Similar to SERCA, the citrate synthase activity of the mucosa of both the young and old rabbit bladders showed a similar significant decrease by 14 days PBOO; confirming that the enzymatic changes between the old and young rabbits lies primarily within the smooth muscle compartments.

Another function of mitochondria is that they have a critical role for cleaning Ca2+ near the membrane and the disruption of mitochondrial function may have a negative effect on the bladder function. There are no published data comparing SERCA and citrate synthase levels in young versus old bladder tissue.

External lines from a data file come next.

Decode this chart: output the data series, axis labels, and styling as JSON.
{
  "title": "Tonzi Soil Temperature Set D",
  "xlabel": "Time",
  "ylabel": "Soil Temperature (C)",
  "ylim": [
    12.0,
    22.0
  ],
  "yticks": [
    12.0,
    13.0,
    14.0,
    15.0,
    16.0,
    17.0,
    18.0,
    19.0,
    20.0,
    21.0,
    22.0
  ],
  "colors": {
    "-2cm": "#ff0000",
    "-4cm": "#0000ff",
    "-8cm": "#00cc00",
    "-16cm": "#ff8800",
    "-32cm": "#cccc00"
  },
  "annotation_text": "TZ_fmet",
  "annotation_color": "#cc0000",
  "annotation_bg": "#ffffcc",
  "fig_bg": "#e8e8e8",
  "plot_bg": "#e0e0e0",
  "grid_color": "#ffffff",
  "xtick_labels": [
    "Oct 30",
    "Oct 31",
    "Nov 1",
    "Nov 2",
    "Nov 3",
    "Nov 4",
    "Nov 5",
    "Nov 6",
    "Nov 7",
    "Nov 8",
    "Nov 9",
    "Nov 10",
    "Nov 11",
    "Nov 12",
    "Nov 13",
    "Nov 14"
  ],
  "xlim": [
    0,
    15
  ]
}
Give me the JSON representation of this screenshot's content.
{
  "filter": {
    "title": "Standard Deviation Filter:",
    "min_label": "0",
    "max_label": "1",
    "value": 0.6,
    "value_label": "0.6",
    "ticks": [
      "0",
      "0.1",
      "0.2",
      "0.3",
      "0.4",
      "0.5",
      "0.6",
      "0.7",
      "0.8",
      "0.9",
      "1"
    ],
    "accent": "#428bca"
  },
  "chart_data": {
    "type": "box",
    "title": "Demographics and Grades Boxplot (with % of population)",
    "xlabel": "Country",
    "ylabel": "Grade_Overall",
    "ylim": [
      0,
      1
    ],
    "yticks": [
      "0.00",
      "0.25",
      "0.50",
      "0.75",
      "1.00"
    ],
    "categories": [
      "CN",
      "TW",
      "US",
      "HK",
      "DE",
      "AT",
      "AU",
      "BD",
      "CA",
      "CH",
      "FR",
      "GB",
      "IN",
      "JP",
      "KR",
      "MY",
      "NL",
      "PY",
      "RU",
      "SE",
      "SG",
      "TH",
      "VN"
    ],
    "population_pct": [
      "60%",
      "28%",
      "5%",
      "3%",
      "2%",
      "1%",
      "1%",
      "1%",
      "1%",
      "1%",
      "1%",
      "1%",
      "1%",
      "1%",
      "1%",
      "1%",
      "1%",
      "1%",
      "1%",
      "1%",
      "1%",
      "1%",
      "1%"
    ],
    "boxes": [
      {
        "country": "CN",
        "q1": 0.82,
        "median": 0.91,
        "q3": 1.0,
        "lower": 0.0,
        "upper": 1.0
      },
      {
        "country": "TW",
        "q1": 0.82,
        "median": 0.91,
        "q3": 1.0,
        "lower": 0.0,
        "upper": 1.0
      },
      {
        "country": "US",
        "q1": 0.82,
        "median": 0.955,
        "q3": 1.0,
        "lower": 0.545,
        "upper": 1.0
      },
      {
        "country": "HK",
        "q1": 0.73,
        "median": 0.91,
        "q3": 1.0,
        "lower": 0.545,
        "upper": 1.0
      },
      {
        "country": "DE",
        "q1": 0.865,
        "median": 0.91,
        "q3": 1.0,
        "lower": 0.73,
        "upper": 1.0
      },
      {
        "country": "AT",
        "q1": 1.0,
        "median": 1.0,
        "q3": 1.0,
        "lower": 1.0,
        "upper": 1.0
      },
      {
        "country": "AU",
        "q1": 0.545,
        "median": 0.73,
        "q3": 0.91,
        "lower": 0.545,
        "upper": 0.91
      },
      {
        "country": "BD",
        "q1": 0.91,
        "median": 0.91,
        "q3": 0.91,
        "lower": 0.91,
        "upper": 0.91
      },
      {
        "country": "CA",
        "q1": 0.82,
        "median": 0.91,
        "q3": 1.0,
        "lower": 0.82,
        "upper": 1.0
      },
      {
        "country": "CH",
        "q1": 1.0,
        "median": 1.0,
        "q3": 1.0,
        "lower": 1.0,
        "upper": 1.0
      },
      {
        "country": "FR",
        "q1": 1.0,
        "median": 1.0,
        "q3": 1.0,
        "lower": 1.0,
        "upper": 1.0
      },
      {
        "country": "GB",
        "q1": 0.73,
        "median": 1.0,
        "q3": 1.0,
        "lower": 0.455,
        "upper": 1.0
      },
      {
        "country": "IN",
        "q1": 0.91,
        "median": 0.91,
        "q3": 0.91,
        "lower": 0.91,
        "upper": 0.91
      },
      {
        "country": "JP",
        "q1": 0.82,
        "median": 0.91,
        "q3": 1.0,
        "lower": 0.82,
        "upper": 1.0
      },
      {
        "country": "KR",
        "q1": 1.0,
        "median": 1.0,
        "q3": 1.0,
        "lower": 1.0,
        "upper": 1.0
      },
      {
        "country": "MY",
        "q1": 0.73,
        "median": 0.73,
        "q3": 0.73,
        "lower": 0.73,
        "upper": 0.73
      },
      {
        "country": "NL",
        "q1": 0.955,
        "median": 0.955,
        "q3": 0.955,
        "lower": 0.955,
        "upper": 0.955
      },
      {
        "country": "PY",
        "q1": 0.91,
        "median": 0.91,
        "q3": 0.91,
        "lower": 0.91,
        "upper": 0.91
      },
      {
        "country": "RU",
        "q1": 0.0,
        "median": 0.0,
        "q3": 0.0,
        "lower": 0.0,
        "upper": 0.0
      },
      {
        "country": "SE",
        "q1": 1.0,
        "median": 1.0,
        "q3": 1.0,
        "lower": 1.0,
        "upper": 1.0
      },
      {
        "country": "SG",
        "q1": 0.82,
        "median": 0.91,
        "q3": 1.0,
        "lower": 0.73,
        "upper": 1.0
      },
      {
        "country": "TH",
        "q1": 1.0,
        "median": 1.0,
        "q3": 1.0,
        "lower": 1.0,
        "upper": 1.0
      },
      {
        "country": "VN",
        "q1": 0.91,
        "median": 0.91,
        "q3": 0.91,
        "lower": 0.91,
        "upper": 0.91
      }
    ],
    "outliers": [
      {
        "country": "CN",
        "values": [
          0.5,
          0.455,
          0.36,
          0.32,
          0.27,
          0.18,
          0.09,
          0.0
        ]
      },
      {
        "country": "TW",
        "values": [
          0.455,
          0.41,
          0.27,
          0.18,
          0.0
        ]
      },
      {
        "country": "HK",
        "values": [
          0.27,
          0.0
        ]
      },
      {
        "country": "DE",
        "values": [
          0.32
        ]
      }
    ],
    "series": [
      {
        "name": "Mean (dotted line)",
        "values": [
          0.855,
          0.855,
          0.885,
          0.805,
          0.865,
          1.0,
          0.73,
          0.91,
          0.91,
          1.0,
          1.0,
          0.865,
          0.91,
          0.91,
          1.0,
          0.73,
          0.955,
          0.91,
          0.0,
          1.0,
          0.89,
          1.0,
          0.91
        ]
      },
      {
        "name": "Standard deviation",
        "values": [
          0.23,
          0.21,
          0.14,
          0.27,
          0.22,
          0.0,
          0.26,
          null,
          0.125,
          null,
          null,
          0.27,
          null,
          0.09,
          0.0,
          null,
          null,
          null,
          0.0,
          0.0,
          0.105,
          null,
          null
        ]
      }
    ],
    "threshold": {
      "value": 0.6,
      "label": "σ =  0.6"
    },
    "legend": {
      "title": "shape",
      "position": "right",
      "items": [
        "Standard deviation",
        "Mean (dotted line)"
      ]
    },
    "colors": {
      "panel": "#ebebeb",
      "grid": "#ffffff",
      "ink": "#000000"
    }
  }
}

But numerous studies have demonstrated an age dependent reduction in the capacity of mitochondria. For example, it has been shown that aging reduces the mitochondrial enzyme activity of the rat bladder, resulting in a lower energy-production capability [28]. Conley et al. [29] found a 50% reduction in skeletal muscle oxidative capacity between adult and elderly human groups, half of which was due to reduced mitochondrial volume density and the remaining half was due to reduced mitochondrial function. Decrease in mitochondrial oxidative capacity and respiratory enzyme activities with aging was also found in other human tissues, e.g., cardiac tissue [30].

These findings may make it possible to envision a new therapeutic approach to PBOO, targeting key mechanisms involved in intracellular Ca2+ handling and mitochondrial function. Controlling I/R may improve the health of SR and mitochondria, but in addition, using pharmacological agents to preserve these enzymatic functions may well lead to improvements in bladder function.

Conclusion

The smooth muscle of urinary bladder in the young rabbit has a considerable ability to adapt to increased intravesical outlet obstruction. This is not seen in older animals. Further, our studies strongly suggest that younger animals have a better ability to preserve SR and mitochondrial functions and since bladder function mirrors the function of these cellular organelles, this may be a key mechanism by which younger animals can preserve bladder function.